Before the winds and fire, I was trying to write to you about white supremacy and the word liberation. I will continue to work on this as the smoke clears. George Floyd couldn’t breathe, and I won’t let myself forget or move on. There is layer upon layer of painful wounds and it seems right now we are being asked to feel the pain of them all. The heaviness in the air and the bruised sky is a constant reminder that we are failing as a species. I like to think that the Earth will go on. That she will shrug off humanity as a failed experiment, and after healing time, she will go on, life will go on.
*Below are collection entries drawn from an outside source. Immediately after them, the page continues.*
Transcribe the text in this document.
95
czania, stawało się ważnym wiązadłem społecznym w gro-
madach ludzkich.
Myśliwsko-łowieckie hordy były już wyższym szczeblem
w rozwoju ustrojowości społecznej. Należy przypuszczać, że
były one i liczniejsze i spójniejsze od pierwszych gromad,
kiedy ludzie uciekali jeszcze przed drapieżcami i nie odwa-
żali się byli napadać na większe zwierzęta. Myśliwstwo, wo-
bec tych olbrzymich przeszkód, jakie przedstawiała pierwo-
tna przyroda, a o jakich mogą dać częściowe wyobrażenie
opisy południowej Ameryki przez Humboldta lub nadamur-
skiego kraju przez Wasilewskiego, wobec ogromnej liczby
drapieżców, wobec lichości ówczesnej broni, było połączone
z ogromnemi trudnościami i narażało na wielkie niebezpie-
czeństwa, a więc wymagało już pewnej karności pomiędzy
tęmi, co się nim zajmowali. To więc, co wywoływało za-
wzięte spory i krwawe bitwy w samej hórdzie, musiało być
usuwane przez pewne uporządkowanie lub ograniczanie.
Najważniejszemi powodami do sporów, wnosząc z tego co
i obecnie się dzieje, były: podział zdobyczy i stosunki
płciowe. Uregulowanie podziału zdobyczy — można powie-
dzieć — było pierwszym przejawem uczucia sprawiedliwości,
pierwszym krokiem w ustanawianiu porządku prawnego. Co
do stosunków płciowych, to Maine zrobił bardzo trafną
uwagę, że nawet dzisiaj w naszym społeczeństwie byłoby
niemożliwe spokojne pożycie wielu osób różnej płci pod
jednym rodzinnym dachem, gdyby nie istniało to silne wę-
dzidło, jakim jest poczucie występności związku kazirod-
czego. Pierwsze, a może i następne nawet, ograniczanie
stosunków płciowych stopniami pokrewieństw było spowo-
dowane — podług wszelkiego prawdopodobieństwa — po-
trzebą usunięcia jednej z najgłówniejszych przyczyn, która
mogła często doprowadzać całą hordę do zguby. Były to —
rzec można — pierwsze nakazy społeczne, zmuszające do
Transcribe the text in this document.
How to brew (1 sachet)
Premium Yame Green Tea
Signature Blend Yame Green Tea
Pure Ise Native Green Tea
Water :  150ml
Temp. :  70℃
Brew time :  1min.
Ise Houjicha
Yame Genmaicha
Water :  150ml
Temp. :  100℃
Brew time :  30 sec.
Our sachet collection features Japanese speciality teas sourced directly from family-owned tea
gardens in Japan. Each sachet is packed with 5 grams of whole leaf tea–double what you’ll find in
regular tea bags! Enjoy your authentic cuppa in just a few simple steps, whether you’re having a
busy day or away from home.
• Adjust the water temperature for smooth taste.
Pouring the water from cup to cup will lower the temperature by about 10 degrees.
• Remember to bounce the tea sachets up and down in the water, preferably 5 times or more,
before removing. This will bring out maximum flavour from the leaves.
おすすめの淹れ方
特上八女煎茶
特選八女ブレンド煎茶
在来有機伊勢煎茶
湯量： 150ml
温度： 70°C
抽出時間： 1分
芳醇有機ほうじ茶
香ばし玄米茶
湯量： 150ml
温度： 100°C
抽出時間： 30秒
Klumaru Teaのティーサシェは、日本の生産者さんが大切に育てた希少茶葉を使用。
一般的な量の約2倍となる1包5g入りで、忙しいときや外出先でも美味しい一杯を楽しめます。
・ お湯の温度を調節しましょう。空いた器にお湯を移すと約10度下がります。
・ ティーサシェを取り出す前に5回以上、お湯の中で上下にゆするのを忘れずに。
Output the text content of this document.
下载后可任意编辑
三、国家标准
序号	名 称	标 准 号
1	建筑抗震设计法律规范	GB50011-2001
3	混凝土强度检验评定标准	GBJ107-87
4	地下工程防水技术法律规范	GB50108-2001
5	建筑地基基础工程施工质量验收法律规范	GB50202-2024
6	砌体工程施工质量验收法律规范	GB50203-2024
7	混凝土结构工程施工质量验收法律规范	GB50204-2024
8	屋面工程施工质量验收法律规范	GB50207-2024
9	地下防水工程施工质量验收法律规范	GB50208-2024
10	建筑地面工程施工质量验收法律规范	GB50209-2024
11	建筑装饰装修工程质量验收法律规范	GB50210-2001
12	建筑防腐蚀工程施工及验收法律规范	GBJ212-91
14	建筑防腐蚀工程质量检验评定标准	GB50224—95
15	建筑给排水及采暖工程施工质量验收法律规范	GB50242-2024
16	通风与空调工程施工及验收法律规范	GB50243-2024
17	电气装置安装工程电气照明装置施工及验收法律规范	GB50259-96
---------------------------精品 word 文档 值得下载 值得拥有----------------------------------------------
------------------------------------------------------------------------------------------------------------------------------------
There is a statistic that couples are in distress for an average of 7 years before they seek out couple therapy. People have to be very distressed to be willing to try to change. How distressed do we have to be to hear the call of our planet?
What do we do when it is indeed too much? I don’t know. What I know is that the air is grey, and when I look outside the word that comes to mind is death. What I know is that I continue, along with many others, to do my best to show up at my computer for sessions every day in my guest room in my basement while people continue to die in the US every day from COVID-19 at a mind numbing pace. What I know is that another black man was shot in the back in front of his children for no reason last week. And when I sit to see my next couple, it’s all there and we help each other hold it, it’s so much, we say. And then we work and move, me looking for the parts of self they had forgotten and them being brave and facing those parts. And for a moment or two, I forget I am online in another part of the city from these souls. We are all humans in a room and healing is somehow happening. This is all I know to do when there is indeed too much.